In a consultation draft, CASA proposes limiting the use of Jabiru-powered aircraft to daylight hours and away from populated areas. Moreover, Jabiru-powered aircraft would be prohibited from carrying passengers and not allowed to conduct student/trainee solo flights.
“CASA is responding to a high, and increasing, rate of engine failures among aircraft that are powered by engines manufactured by, or under licence from, Jabiru Aircraft Pty Ltd,” CASA’s consultation draft published on November 13 said.
“The issues appear to be the result of several failure modes, which require separate investigation.
“CASA has formed the view that its functions under the Civil Aviation Act 1988 require it to mitigate certain risks to passengers, trainee pilots and persons on the ground.”
“Accordingly, while CASA works with Jabiru to identify the causes of these engine failures and to implement appropriate corrective actions, CASA proposes a set of operating limitations on Jabiru powered aircraft.”
Submissions to CASA on the matter are open until Thursday November 20.
Bundaberg-based Jabiru makes four-cylinder 2200cc and six-cylinder 3300cc aircraft engines, according to the company’s website.
Figures from CASA indicate about 1,100 aircraft in Australia were fitted with Jabiru engines.
Jabiru representatives met with CASA in Canberra on Friday in what the company said was a “lengthy and fruitful discussion”.
The engine maker said it was working with CASA to address the issue, adding there was “much work to do to ensure the proposed restrictions do not come to fruition”.
“We are very pleased to report that we and CASA have reached an agreement on a pathway forward,” Jabiru said in a statement on Friday.
“Jabiru has already put in place a range of reforms and is demonstrating to the CASA clear willingness to improve engine reliability.”

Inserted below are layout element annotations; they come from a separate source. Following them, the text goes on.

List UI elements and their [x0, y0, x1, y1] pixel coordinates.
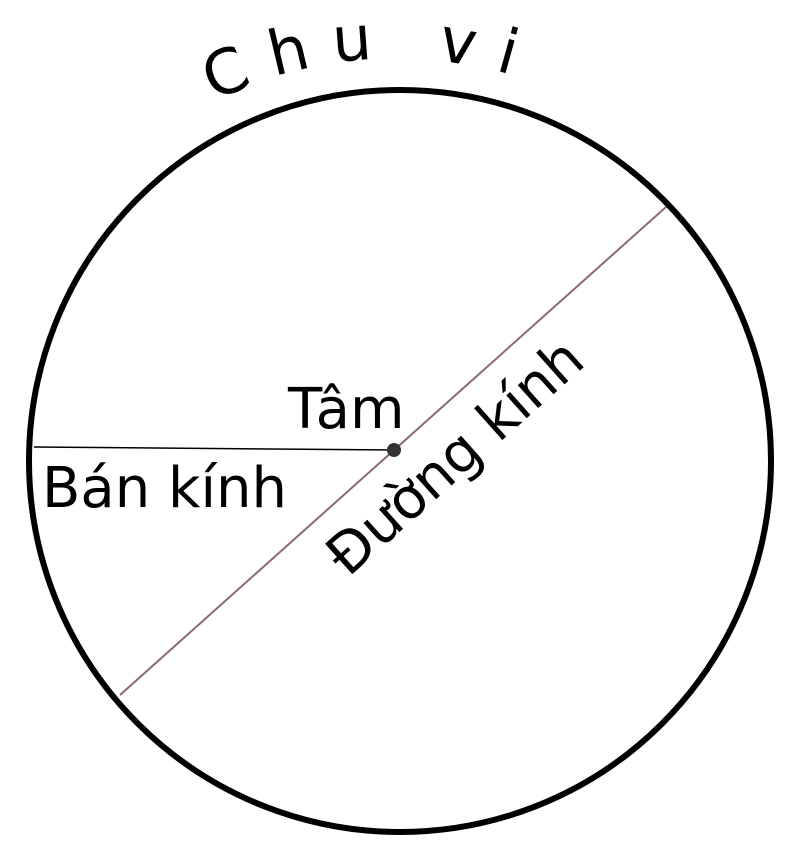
diameter-label: Đường kính — [314, 326, 597, 588]
circumference-label: Chu vi — [191, 0, 547, 115]
center-point — [387, 443, 401, 457]
radius-label: Bán kính — [42, 456, 287, 521]
radius-line — [33, 446, 395, 451]
center-label: Tâm — [287, 377, 405, 442]
circumference-label-text: Chu vi — [191, 0, 525, 115]
circle-outline — [26, 87, 774, 835]
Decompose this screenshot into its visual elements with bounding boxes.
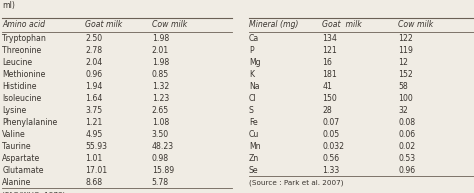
Text: Histidine: Histidine (2, 82, 37, 91)
Text: 119: 119 (398, 46, 413, 55)
Text: K: K (249, 70, 254, 79)
Text: 2.01: 2.01 (152, 46, 169, 55)
Text: Isoleucine: Isoleucine (2, 94, 42, 103)
Text: 0.05: 0.05 (322, 130, 339, 139)
Text: 0.032: 0.032 (322, 142, 344, 151)
Text: Mn: Mn (249, 142, 261, 151)
Text: Fe: Fe (249, 118, 257, 127)
Text: 2.78: 2.78 (85, 46, 102, 55)
Text: 1.33: 1.33 (322, 166, 339, 175)
Text: 0.85: 0.85 (152, 70, 169, 79)
Text: Tryptophan: Tryptophan (2, 34, 46, 43)
Text: 15.89: 15.89 (152, 166, 174, 175)
Text: 0.96: 0.96 (398, 166, 415, 175)
Text: 2.65: 2.65 (152, 106, 169, 115)
Text: Lysine: Lysine (2, 106, 27, 115)
Text: Alanine: Alanine (2, 178, 32, 187)
Text: 3.50: 3.50 (152, 130, 169, 139)
Text: 134: 134 (322, 34, 337, 43)
Text: Valine: Valine (2, 130, 26, 139)
Text: 28: 28 (322, 106, 332, 115)
Text: Goat milk: Goat milk (85, 20, 123, 29)
Text: 0.96: 0.96 (85, 70, 102, 79)
Text: 1.98: 1.98 (152, 58, 169, 67)
Text: Glutamate: Glutamate (2, 166, 44, 175)
Text: Cu: Cu (249, 130, 259, 139)
Text: 121: 121 (322, 46, 337, 55)
Text: 122: 122 (398, 34, 413, 43)
Text: 58: 58 (398, 82, 408, 91)
Text: 55.93: 55.93 (85, 142, 107, 151)
Text: 0.07: 0.07 (322, 118, 339, 127)
Text: 1.08: 1.08 (152, 118, 169, 127)
Text: 0.08: 0.08 (398, 118, 415, 127)
Text: Methionine: Methionine (2, 70, 46, 79)
Text: 8.68: 8.68 (85, 178, 102, 187)
Text: 1.98: 1.98 (152, 34, 169, 43)
Text: 0.56: 0.56 (322, 154, 339, 163)
Text: 3.75: 3.75 (85, 106, 102, 115)
Text: (Source : Park et al. 2007): (Source : Park et al. 2007) (249, 179, 343, 186)
Text: Threonine: Threonine (2, 46, 42, 55)
Text: Zn: Zn (249, 154, 259, 163)
Text: Cow milk: Cow milk (398, 20, 433, 29)
Text: Ca: Ca (249, 34, 259, 43)
Text: Cl: Cl (249, 94, 256, 103)
Text: (FAO/WHO, 1973): (FAO/WHO, 1973) (2, 191, 66, 193)
Text: 41: 41 (322, 82, 332, 91)
Text: 4.95: 4.95 (85, 130, 102, 139)
Text: 1.01: 1.01 (85, 154, 103, 163)
Text: Se: Se (249, 166, 258, 175)
Text: 0.53: 0.53 (398, 154, 415, 163)
Text: 48.23: 48.23 (152, 142, 174, 151)
Text: Cow milk: Cow milk (152, 20, 187, 29)
Text: 1.21: 1.21 (85, 118, 103, 127)
Text: S: S (249, 106, 254, 115)
Text: 12: 12 (398, 58, 408, 67)
Text: Na: Na (249, 82, 259, 91)
Text: Amino acid: Amino acid (2, 20, 46, 29)
Text: 1.23: 1.23 (152, 94, 169, 103)
Text: P: P (249, 46, 254, 55)
Text: 0.06: 0.06 (398, 130, 415, 139)
Text: 1.64: 1.64 (85, 94, 103, 103)
Text: 2.04: 2.04 (85, 58, 102, 67)
Text: Mineral (mg): Mineral (mg) (249, 20, 298, 29)
Text: 5.78: 5.78 (152, 178, 169, 187)
Text: 0.98: 0.98 (152, 154, 169, 163)
Text: Mg: Mg (249, 58, 261, 67)
Text: 152: 152 (398, 70, 413, 79)
Text: 1.32: 1.32 (152, 82, 169, 91)
Text: 100: 100 (398, 94, 413, 103)
Text: Phenylalanine: Phenylalanine (2, 118, 58, 127)
Text: 150: 150 (322, 94, 337, 103)
Text: 181: 181 (322, 70, 337, 79)
Text: 32: 32 (398, 106, 408, 115)
Text: ml): ml) (2, 1, 15, 10)
Text: Aspartate: Aspartate (2, 154, 41, 163)
Text: Leucine: Leucine (2, 58, 33, 67)
Text: 17.01: 17.01 (85, 166, 108, 175)
Text: 16: 16 (322, 58, 332, 67)
Text: 1.94: 1.94 (85, 82, 103, 91)
Text: Goat  milk: Goat milk (322, 20, 362, 29)
Text: Taurine: Taurine (2, 142, 31, 151)
Text: 0.02: 0.02 (398, 142, 415, 151)
Text: 2.50: 2.50 (85, 34, 102, 43)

Meanwhile, the industry group Recreational Aviation Australia (RAA) said it acknowledged the engine failures associated with Jabiru engines and would be working with both the regulator and the company to discuss the impact of the proposed operating limitations on aircraft owners, flight training facilities and maintainers.
RAA said it had not been previously notified of CASA’s intended actions.
“It would appear the proposed actions by CASA are disproportionate to the risks faced by owners and operators,” RAA said in a statement posted on the Recreational Flying website.
“Of more than 90,000 Jabiru movements recorded by RA-Aus in the year to date approximately 0.03 per cent have resulted in some form of engine malfunction with no fatalities being attributable to these events.”
“If you are an owner or operator of a Jabiru aircraft or another aircraft with a Jabiru power plant we encourage you to contact CASA and express your views on their proposed actions.”